And, audio visual content, such as films, television shows and
commercials received from content providers cannot always be
checked for conformance with technical standards by human operators
when `ingested` into a broadcaster's digital storage system. The
historic practice of checking by a person who looks for defects and
non-conformance with standards is no longer economic, or even
feasible, for a modern digital broadcaster.
[0003] These developments have led to great advances in automated
quality checking (QC) and monitoring systems for audio visual
content. Typically QC and monitoring equipment analyses audio
visual data using a variety of different algorithms that identify
specific characteristics of the content such as: [0004] Audio
dynamic range [0005] Duration of periods of silent audio or black
video [0006] Presence of subtitles [0007] Presence of test signals
[0008] Video aspect ratio and presence or absence of `black bars`
at the edges of the video frame [0009] Audio to video
synchronisation
[0010] The results of this analysis may be stored as `metadata`
that is associated with the audio visual content; or, it may be
used in a monitoring system that detects defects in distributed
content and alerts an operator, or automatically makes changes to
signal routing etc. to correct the defect.
[0011] Typical QC and monitoring processing is complex, and the
resulting volume of metadata is large. QC equipment is therefore
usually placed at only a few points in a distribution or processing
system, perhaps only at the system's input and output points.
SUMMARY OF THE INVENTION
[0012] It is an object of certain embodiments of the present
invention to provide improved method or apparatus for automatic
monitoring or other managing of audio, video and audio visual
content.
[0013] This invention takes advantage of another area of
development in the field of audio visual content production and
distribution is the processing of audio and video content to form
`signatures` or `fingerprints` that describe some characteristic of
the content with a very small amount of data. Typically these
signatures or fingerprints are associated with some temporal
position or segment within the content, such as a video frame, and
enable the relative timing between content streams to be measured;
and, the equivalence of content at different points in a
distribution network to be confirmed. In the remainder of this
specification the term fingerprint will be used to describe this
type of data.
[0014] It is important to distinguish between fingerprints, which
are primarily for content identification and audio to video
synchronisation, and ancillary data associated with audio visual
data. Ancillary data will often contain data derived from a QC
process, and the ancillary data may be carried with the audio and
video data in a similar way to the carriage of fingerprint data.
However, ancillary data directly encodes metadata, and typically
can be extracted by simple de-multiplexing and decoding.
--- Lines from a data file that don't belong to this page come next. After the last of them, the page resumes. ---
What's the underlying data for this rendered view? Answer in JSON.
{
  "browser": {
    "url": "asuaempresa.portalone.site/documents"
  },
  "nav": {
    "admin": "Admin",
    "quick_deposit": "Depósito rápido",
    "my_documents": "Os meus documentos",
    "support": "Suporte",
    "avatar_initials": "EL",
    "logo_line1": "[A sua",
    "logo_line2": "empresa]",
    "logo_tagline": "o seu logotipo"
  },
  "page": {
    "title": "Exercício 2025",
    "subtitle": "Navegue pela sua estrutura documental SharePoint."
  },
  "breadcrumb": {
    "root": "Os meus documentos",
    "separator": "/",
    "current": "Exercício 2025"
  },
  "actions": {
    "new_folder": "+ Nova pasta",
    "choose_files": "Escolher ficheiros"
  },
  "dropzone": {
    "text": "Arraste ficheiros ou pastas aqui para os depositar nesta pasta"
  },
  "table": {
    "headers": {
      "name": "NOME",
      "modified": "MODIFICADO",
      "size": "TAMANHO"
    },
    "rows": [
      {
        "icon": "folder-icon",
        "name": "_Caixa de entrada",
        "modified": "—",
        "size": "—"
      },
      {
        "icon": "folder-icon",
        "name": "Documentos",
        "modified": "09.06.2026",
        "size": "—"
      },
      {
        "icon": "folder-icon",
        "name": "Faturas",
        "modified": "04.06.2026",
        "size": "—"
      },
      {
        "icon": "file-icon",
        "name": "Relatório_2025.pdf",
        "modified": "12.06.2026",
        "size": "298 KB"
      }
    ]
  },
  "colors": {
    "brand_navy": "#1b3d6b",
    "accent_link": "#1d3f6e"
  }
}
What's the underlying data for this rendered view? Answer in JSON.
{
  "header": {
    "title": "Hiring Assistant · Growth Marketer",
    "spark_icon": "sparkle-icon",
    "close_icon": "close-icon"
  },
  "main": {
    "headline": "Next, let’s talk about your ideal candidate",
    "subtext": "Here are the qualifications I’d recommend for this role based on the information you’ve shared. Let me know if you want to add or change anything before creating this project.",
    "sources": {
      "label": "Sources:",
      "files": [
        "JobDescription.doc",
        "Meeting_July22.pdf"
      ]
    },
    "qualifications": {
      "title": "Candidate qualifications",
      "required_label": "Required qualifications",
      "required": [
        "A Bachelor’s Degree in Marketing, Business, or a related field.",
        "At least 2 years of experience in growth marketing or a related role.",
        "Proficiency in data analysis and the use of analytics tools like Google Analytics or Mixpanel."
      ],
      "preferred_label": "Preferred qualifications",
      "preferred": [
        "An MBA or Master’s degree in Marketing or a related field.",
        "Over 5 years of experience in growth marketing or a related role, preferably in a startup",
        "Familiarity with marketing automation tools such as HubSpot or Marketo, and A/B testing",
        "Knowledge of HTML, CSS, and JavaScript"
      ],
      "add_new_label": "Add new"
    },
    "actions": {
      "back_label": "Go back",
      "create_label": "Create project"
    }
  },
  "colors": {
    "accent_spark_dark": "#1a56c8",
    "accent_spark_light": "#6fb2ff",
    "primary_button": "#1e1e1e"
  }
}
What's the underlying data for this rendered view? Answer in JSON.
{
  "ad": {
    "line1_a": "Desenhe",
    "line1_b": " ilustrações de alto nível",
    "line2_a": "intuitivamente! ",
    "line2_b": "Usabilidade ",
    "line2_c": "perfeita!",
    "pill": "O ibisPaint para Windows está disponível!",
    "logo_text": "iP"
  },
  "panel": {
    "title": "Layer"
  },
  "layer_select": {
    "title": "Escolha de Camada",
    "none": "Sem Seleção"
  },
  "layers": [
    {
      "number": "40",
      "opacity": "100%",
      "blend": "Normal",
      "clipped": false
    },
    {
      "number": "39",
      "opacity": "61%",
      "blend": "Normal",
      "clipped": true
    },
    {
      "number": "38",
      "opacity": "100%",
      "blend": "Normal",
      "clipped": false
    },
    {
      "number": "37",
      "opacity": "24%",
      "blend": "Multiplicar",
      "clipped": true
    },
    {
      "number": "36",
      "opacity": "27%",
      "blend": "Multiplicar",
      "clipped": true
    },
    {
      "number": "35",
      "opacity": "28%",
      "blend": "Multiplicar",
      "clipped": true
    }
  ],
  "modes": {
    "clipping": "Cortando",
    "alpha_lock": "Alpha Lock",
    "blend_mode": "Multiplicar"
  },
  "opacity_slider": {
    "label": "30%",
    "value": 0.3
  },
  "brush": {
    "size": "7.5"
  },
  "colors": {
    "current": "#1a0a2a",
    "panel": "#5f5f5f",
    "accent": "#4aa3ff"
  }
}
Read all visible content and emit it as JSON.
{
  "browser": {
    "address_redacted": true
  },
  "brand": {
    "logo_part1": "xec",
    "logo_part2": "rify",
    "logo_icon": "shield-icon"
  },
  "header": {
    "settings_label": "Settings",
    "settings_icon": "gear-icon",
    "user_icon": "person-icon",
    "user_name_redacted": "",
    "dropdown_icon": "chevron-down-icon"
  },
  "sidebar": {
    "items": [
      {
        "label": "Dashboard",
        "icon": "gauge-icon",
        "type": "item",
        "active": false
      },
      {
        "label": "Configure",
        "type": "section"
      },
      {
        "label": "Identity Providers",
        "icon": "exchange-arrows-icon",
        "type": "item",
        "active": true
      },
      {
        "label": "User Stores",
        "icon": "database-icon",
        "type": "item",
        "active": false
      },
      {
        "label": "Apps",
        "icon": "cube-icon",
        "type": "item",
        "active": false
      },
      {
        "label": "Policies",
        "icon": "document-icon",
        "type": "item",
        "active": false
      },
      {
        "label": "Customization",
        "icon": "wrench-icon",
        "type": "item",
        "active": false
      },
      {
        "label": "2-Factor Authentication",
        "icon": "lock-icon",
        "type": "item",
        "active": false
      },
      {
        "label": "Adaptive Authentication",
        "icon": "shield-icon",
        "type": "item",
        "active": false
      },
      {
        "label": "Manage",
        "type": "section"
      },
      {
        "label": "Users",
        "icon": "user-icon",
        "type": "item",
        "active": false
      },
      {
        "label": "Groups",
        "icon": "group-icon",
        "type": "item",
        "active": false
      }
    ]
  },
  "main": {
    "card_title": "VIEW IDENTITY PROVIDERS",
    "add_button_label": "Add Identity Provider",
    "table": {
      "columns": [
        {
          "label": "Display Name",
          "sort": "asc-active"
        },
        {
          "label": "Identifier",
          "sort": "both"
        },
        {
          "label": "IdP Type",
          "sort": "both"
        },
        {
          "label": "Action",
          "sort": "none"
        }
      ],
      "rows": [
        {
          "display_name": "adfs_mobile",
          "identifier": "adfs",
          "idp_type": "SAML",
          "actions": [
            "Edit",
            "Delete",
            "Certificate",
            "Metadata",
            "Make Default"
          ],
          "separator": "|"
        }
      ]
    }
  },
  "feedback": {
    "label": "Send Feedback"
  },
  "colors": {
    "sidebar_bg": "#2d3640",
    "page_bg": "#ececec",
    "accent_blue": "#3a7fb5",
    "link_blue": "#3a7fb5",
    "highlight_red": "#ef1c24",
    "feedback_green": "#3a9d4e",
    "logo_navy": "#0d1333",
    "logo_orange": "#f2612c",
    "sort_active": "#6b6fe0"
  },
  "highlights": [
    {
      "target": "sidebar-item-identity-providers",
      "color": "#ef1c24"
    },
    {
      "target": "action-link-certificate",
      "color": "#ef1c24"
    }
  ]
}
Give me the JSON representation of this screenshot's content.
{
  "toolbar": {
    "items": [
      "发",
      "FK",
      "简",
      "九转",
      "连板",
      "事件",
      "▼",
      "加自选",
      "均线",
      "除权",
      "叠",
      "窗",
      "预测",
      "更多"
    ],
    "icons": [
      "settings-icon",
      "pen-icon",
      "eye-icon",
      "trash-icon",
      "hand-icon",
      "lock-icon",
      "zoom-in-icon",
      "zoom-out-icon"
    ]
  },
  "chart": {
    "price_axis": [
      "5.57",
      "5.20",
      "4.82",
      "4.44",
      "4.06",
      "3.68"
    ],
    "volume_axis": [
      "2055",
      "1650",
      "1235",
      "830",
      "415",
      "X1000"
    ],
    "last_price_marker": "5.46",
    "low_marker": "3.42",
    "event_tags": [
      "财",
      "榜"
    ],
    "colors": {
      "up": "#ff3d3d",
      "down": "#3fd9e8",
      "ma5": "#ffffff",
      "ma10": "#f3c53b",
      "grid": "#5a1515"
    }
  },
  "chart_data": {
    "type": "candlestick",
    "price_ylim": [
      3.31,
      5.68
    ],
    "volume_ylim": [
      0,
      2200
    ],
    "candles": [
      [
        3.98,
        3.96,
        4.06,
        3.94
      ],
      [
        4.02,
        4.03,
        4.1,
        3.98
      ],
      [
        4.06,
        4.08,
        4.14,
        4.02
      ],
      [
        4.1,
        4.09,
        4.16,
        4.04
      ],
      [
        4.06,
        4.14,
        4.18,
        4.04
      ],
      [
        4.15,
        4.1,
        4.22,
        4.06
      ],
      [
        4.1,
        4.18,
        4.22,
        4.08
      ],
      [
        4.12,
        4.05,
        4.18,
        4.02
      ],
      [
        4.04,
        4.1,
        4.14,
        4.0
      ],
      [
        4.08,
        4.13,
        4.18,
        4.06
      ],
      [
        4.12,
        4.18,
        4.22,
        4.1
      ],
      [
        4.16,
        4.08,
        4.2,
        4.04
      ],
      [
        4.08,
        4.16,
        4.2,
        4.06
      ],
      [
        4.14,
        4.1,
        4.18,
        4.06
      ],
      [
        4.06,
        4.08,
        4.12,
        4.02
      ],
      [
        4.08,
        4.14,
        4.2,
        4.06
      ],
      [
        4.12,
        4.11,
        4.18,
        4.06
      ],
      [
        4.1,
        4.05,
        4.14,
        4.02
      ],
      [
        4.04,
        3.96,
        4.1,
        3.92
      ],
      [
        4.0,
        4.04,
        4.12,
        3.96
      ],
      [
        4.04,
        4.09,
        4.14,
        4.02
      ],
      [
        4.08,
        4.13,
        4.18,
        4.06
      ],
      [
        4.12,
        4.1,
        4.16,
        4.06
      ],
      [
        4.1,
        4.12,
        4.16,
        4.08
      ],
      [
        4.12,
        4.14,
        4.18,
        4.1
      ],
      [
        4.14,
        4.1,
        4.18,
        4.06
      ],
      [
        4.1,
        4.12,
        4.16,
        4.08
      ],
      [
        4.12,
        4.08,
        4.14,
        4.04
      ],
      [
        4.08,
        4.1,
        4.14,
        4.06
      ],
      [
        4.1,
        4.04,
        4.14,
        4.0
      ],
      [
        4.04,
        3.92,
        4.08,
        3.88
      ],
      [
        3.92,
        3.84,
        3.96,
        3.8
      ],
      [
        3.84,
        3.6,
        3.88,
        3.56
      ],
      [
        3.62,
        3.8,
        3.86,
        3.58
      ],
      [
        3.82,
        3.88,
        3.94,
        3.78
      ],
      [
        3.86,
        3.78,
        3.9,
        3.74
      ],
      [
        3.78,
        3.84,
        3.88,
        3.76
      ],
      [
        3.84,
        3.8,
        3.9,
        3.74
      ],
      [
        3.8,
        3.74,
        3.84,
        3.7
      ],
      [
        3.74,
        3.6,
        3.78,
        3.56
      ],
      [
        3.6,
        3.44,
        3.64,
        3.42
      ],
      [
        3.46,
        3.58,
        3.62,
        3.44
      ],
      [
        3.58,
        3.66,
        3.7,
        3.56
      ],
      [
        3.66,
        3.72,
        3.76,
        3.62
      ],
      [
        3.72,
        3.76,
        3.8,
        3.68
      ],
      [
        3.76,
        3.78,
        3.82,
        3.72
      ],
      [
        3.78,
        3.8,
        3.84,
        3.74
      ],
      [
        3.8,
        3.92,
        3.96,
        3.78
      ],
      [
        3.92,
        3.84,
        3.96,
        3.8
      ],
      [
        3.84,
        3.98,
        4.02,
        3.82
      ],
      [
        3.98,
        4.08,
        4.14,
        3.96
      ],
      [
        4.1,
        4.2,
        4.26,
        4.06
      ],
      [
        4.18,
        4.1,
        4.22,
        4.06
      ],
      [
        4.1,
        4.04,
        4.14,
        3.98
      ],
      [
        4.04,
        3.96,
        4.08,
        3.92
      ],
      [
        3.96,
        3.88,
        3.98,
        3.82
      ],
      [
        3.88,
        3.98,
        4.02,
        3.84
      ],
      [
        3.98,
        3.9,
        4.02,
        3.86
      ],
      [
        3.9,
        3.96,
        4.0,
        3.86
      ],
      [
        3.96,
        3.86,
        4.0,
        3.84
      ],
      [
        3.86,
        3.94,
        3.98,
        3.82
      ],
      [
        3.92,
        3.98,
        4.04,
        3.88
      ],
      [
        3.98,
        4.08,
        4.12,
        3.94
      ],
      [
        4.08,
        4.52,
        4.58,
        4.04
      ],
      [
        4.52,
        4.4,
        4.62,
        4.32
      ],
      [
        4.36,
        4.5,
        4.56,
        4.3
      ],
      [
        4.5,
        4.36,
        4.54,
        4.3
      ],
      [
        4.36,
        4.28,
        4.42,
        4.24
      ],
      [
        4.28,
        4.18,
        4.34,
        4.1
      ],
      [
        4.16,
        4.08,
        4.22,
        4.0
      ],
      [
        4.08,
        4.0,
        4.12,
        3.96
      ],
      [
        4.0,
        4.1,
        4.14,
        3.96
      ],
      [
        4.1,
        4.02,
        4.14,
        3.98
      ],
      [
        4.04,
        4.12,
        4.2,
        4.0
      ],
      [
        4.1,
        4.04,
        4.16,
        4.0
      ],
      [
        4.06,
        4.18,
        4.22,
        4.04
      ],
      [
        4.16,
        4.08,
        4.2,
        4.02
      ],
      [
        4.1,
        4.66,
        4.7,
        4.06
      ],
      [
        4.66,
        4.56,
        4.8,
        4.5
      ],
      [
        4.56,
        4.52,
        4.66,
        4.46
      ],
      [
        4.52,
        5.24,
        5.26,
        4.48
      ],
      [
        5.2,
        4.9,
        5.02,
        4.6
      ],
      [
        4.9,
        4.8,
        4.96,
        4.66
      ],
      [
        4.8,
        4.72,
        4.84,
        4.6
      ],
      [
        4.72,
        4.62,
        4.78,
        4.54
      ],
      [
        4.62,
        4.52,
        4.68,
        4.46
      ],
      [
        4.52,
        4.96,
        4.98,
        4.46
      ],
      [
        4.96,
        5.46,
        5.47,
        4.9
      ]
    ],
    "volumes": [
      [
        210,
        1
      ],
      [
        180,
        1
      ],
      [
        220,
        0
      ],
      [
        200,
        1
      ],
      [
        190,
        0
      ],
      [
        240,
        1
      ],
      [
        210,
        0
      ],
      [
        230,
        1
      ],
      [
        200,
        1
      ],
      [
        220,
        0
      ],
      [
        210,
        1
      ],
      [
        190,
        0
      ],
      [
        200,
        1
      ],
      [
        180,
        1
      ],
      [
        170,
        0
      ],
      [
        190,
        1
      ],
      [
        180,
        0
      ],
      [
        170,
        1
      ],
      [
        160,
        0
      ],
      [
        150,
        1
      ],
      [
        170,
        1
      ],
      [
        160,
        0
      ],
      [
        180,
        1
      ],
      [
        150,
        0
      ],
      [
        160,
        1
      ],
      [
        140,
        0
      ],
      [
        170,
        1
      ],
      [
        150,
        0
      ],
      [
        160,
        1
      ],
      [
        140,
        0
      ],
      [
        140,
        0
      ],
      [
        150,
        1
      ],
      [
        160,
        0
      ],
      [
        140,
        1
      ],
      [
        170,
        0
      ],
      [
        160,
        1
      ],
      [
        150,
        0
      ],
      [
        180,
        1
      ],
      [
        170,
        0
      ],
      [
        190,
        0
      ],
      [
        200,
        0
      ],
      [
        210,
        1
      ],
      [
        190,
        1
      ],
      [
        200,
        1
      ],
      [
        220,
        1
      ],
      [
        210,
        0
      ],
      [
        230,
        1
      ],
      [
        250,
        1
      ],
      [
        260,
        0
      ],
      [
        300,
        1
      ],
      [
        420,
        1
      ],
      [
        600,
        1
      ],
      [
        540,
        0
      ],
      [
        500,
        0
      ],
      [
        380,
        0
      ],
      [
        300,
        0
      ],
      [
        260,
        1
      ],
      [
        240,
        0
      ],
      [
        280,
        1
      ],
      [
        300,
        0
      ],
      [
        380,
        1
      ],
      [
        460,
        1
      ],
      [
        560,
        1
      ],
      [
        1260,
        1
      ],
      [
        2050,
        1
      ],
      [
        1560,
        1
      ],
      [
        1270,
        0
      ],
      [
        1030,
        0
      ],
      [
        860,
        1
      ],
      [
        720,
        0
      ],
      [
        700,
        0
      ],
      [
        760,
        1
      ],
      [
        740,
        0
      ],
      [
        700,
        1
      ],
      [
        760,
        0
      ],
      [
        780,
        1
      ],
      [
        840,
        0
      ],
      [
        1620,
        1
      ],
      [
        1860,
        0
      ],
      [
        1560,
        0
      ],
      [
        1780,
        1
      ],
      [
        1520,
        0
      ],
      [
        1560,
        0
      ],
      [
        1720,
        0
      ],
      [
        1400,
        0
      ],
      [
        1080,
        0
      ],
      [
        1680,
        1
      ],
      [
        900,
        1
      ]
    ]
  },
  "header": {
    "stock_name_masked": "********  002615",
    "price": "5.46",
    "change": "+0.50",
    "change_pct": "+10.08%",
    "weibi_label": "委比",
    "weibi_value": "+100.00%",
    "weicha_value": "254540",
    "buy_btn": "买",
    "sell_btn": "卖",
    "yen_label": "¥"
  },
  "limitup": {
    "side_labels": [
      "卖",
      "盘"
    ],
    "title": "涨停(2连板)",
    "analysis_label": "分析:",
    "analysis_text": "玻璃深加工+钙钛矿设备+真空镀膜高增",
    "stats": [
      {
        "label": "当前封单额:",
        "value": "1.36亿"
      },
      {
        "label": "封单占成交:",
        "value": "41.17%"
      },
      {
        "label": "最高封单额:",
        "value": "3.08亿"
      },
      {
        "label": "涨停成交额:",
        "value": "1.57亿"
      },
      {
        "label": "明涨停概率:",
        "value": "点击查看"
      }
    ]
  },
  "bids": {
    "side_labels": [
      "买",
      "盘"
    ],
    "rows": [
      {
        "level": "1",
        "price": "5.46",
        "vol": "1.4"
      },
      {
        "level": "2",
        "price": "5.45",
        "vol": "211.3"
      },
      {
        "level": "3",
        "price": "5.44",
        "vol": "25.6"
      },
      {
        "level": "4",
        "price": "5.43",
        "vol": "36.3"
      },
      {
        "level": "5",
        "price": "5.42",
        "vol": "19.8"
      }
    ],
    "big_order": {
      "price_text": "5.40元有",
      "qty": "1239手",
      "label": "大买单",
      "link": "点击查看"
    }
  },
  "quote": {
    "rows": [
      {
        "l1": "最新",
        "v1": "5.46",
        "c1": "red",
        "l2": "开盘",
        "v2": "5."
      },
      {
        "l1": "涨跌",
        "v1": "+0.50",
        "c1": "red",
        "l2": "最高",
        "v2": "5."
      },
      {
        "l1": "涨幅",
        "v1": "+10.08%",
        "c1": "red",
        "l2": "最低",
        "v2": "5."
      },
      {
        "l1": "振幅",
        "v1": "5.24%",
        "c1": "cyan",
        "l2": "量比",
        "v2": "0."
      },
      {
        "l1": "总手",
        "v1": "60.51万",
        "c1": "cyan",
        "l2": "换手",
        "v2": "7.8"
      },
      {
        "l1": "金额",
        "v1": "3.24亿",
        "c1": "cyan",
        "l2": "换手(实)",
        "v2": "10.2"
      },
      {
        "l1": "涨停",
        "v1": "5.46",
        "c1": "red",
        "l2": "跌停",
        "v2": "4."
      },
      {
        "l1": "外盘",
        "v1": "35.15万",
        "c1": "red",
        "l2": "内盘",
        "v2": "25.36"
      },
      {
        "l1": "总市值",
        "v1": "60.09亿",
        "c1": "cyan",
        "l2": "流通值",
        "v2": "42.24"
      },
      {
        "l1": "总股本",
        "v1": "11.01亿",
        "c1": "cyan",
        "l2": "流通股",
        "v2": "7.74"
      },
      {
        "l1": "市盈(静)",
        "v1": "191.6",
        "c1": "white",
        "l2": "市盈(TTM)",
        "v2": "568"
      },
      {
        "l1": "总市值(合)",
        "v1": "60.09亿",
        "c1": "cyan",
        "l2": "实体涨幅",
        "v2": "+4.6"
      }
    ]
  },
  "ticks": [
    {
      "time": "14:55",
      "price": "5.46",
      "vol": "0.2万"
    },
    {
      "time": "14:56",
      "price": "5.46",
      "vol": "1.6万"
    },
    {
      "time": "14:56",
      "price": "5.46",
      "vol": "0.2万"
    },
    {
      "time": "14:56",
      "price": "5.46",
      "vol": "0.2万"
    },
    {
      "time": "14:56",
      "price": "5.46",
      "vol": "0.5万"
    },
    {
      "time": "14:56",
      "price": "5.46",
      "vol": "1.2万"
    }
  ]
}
[0015] It is also important to distinguish between fingerprints and
compressed images. Whilst a compressed image may be produced by a
lossy encoding process which is irreversible, the compressed image
remains an image and can be converted to viewable form through a
suitable decoding process. A fingerprint cannot by any sensible
process be converted to a viewable image.
[0016] Fingerprint generating equipment is typically simple, cheap
and placed at many points within a distribution or processing
system.
[0017] The invention consists in one aspect in a method and
apparatus for inferring metadata from a plurality of fingerprints
derived by an irreversible data reduction process from respective
temporal regions within a particular audio visual, audio or visual
content stream wherein the said metadata is not directly encoded in
the fingerprints and the plurality of fingerprints is received via
a communication network from a fingerprint generator that is
physically separate from the inference process.
[0018] In a first embodiment, characteristics of a stream of
fingerprints are compared in a classifier with expected
characteristics of particular types of audio visual content, and
the inferred metadata identifies the content type from which the
fingerprints were derived. Suitably, a stream of fingerprint values
is converted to the frequency domain, and the resulting frequency
components are compared with expected frequency components for
particular types of audio visual content.
[0019] Alternatively, a stream of fingerprint values is windowed
and the frequencies of occurrence of particular fingerprint values
or ranges of fingerprint values are compared with expected
frequencies of occurrence for particular types of audio visual
content. In a second embodiment, the sustained occurrence of
particular values of a spatial video fingerprint are detected and
compared with one or more expected values for one or more expected
images so as to generate metadata indicating the presence of a
particular expected image.
[0020] In a third embodiment, the sustained occurrence of low
values of an audio fingerprint are detected and metadata indicating
silence is generated.
[0021] In a fourth embodiment, the pattern of differences between
succeeding values of a temporal video fingerprint is compared with
expected patterns of film cadence and metadata indicating a film
cadence is generated.
BRIEF DESCRIPTION OF THE DRAWINGS
[0022] FIG. 1 shows an exemplary system according to an embodiment
of the invention.
[0023] FIG. 2 shows a metadata processor according to an embodiment
of the invention.
[0024] FIG. 3 shows a sequence of video temporal fingerprint values
from which the positions of shot changes can be identified.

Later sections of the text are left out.